Shae screamed for Kayden and ran forward. But already the aluman was getting up with a grinding of metal; its hands made fists into the dirt, lifting its upper body off the ground. She stopped, aimed the weapon at its head, and pulled the trigger.
Kayden’s handcannon had roared and then kicked like an angry mule in her hand when she’d fired it. This did neither. It flashed, and she felt the wind as whatever it expelled rushed out from one of the tubes and plinked off the aluman’s plated head no differently than the rocks she’d thrown at the one back in Felcamp.
The aluman leaned to one side, letting its weight off one hand long enough to swipe at her. Shae jumped to the side, just in time, but tripped on something in the grasses.
As she fell down, the aluman stood up. There were wet sounds when it came upright.
Shae didn’t dare to look.
It came forward again, ignoring her as it walked past her toward the still-dead lumickline.

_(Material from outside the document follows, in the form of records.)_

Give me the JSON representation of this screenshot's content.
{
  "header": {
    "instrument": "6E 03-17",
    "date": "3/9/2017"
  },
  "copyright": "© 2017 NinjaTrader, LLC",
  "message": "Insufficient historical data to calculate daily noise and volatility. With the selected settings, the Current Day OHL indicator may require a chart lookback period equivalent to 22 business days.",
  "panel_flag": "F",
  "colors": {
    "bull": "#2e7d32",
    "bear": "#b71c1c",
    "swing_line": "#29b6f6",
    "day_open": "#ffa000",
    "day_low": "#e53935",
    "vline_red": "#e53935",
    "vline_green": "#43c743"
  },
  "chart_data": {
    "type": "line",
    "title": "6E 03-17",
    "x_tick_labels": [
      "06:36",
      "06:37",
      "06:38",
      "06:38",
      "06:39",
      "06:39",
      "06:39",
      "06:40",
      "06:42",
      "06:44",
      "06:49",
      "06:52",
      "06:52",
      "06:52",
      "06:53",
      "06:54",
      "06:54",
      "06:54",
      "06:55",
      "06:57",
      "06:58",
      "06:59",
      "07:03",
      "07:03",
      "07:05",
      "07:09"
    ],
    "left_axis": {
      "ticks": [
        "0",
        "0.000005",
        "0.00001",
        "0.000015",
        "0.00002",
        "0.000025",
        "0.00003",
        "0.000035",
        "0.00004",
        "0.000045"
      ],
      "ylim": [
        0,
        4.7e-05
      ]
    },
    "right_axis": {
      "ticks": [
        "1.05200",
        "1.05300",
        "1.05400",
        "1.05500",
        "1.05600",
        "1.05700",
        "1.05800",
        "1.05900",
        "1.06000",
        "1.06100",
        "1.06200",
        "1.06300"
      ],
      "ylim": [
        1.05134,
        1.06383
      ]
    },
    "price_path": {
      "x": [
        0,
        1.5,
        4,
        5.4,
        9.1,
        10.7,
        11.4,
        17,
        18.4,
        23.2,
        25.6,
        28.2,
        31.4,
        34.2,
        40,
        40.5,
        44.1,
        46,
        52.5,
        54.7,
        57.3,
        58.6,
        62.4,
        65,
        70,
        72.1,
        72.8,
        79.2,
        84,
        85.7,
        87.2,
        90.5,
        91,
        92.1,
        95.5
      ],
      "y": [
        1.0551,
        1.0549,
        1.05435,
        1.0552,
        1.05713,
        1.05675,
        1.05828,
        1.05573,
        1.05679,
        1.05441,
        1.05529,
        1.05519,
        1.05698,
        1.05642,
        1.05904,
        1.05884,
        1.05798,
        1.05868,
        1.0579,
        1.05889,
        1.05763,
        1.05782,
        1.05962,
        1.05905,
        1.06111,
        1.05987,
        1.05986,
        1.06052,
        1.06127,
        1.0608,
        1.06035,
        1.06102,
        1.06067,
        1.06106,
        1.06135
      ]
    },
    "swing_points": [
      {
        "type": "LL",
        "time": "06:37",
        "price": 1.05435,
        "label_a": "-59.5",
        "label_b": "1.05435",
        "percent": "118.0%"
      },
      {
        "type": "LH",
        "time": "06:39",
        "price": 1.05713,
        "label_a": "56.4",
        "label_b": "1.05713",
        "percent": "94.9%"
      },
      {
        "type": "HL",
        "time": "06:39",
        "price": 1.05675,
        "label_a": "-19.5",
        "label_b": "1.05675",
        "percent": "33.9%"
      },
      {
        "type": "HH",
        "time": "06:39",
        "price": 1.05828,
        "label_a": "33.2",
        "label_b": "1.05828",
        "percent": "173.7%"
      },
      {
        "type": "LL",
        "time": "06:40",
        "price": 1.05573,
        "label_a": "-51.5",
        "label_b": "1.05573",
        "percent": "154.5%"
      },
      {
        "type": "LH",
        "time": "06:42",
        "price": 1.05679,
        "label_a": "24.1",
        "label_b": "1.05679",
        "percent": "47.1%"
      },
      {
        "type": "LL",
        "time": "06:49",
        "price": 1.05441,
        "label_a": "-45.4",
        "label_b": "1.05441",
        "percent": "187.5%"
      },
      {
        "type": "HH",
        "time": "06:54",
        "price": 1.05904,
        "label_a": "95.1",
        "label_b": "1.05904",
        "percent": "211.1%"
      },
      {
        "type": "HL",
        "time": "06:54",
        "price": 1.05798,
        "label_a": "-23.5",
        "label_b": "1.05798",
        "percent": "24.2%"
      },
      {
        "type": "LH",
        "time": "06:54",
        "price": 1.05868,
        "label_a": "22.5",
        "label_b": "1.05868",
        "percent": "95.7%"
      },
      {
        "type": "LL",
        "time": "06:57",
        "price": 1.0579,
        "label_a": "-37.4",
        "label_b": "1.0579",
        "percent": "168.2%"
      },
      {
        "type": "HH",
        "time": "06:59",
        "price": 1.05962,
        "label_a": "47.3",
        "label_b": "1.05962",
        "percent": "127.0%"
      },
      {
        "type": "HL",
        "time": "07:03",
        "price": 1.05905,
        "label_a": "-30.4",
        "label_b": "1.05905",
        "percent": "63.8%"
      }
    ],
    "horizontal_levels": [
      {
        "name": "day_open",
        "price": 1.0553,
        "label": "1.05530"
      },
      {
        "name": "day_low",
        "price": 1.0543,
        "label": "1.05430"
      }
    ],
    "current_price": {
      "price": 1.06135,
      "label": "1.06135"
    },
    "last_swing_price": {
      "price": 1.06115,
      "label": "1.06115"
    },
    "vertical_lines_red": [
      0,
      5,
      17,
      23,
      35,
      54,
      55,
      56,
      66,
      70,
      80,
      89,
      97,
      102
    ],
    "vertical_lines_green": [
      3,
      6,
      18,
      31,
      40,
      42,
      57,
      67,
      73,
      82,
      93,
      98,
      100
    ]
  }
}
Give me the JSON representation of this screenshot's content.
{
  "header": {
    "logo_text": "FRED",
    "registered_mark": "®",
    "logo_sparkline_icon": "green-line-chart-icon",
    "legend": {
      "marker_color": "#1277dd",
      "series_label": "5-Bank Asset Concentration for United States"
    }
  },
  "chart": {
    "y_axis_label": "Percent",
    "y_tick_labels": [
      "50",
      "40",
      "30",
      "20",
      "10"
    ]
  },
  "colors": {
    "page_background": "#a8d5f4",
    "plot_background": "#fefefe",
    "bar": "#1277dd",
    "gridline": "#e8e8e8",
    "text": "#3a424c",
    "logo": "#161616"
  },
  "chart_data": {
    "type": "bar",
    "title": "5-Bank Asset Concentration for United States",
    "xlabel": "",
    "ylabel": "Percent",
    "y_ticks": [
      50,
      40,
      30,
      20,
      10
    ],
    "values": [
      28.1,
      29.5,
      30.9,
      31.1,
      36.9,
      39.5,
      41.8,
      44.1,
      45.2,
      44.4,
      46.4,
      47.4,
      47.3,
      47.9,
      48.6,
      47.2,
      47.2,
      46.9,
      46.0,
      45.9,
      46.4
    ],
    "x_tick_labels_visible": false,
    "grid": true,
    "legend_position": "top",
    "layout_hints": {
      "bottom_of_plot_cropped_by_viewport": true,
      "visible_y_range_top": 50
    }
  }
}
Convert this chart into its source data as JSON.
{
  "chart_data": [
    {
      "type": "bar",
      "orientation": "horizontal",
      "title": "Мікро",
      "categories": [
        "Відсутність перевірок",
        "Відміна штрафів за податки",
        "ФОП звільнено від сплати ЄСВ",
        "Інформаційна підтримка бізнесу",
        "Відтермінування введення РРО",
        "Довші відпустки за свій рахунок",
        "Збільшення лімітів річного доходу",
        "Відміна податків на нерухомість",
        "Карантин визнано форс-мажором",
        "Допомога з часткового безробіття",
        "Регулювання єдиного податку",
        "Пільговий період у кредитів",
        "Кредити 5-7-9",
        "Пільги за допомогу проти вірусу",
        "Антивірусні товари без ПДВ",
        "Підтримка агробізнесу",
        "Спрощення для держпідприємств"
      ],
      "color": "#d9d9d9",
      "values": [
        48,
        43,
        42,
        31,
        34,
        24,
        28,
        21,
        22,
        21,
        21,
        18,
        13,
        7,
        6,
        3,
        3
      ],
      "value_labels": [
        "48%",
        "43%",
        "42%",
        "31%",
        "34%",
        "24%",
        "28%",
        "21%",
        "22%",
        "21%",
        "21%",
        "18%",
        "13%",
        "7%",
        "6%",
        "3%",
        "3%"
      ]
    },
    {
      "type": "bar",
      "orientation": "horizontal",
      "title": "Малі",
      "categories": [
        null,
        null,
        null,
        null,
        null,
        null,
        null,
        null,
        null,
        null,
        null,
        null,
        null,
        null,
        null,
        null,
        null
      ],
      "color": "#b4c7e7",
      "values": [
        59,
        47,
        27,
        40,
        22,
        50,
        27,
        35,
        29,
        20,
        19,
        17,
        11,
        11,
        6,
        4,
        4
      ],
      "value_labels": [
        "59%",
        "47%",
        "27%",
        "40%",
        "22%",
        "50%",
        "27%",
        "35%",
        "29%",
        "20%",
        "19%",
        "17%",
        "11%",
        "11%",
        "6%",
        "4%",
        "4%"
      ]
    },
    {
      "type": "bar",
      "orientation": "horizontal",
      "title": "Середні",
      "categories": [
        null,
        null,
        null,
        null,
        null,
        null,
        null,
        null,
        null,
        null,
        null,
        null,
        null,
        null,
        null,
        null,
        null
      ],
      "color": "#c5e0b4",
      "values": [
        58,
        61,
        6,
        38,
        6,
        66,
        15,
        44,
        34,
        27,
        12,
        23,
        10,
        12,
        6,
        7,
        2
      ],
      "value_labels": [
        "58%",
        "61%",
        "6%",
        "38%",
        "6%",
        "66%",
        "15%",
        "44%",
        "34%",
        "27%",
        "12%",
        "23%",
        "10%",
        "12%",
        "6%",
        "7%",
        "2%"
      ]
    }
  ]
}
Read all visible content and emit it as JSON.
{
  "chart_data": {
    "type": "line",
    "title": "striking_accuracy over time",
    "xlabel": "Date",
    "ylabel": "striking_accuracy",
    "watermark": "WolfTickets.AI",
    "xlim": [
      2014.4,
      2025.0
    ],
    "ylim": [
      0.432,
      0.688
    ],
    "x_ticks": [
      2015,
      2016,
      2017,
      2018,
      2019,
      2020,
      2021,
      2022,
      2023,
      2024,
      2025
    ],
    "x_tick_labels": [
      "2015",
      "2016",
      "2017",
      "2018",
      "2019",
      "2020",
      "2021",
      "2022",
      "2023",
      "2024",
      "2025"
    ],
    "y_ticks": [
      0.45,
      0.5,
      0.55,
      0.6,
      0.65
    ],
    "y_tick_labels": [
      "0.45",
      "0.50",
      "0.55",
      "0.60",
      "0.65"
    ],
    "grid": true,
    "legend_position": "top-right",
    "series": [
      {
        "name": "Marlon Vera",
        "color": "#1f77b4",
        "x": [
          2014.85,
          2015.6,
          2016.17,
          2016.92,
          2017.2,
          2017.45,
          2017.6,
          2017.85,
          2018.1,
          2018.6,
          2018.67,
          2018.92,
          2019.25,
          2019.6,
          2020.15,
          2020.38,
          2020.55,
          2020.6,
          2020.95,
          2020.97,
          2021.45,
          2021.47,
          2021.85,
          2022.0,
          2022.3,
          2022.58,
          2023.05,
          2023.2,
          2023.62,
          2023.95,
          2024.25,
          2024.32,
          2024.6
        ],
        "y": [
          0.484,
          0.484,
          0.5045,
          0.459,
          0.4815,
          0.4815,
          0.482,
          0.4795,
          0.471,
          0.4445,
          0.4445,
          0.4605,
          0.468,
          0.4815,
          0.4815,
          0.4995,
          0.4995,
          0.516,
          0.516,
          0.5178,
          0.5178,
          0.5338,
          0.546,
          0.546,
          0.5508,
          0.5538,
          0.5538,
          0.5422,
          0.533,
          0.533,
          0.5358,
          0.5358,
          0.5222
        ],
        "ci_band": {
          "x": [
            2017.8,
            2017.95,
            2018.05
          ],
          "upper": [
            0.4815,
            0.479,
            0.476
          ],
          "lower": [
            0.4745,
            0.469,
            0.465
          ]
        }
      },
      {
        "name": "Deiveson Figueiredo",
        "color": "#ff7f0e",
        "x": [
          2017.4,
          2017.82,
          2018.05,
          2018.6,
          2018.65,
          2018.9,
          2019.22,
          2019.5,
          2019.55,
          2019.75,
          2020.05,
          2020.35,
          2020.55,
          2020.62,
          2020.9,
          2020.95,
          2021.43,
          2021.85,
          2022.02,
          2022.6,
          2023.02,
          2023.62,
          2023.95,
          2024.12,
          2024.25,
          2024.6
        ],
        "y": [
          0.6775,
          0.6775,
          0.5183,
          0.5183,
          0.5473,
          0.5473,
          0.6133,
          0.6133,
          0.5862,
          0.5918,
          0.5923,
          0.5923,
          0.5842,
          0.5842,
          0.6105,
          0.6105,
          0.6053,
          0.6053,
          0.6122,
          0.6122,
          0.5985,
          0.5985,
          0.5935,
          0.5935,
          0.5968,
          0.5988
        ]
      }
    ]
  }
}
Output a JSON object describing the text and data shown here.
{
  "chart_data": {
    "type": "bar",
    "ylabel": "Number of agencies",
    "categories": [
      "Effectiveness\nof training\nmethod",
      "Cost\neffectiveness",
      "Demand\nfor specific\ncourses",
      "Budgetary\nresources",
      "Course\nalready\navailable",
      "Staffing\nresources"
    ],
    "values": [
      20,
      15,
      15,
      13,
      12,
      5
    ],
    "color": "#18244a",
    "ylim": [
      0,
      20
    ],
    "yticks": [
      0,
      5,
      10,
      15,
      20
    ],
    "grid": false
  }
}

Shae got up, stared at its hulking back. For a moment, in her despair, she thought of trying to fling one of her fangs at it, but it was no use. The lumicker’s weapon was far more powerful, and it had done nothing against the armored plates of its head.
The armored plates.
Shae leapt at it from behind, planting her left foot on a plate at the back of its leg and using that to boost herself higher onto its back. It lurched in response, twisting at the waist as it tried to wrest her off. Her grip started to slip, but she managed to lift the lumicker’s weapon up to the back of its stump of a head. There was a seam there, the lumick glowing blue between the plates. She placed the pipe that hadn’t fired against that line. She pressed into it with the last of her fading strength. She pulled the trigger.
The weapon shook, reverberating off the aluman, out of her grip, and down into the grasses. Shae fell with it, bouncing down the metal man’s back and onto the ground.
Above her, the aluman shuddered. Ripples of light snapped around the hole she could see in the back of its head. There were crackling sounds, like the tiniest of twigs snapping.
It stepped forward, more hesitant now. Almost halting. It leaned against the lifeless lumickline, pressing forward as if it meant to snap the cable with its weight.
And then pale blue fire raced out from the pillar by the lumicker’s wagon, lacing along the line. It hit the aluman.
There was a buzzing sound. A loud crack. And then the lumickline was glowing steadily, pillar to pillar, and the aluman was still.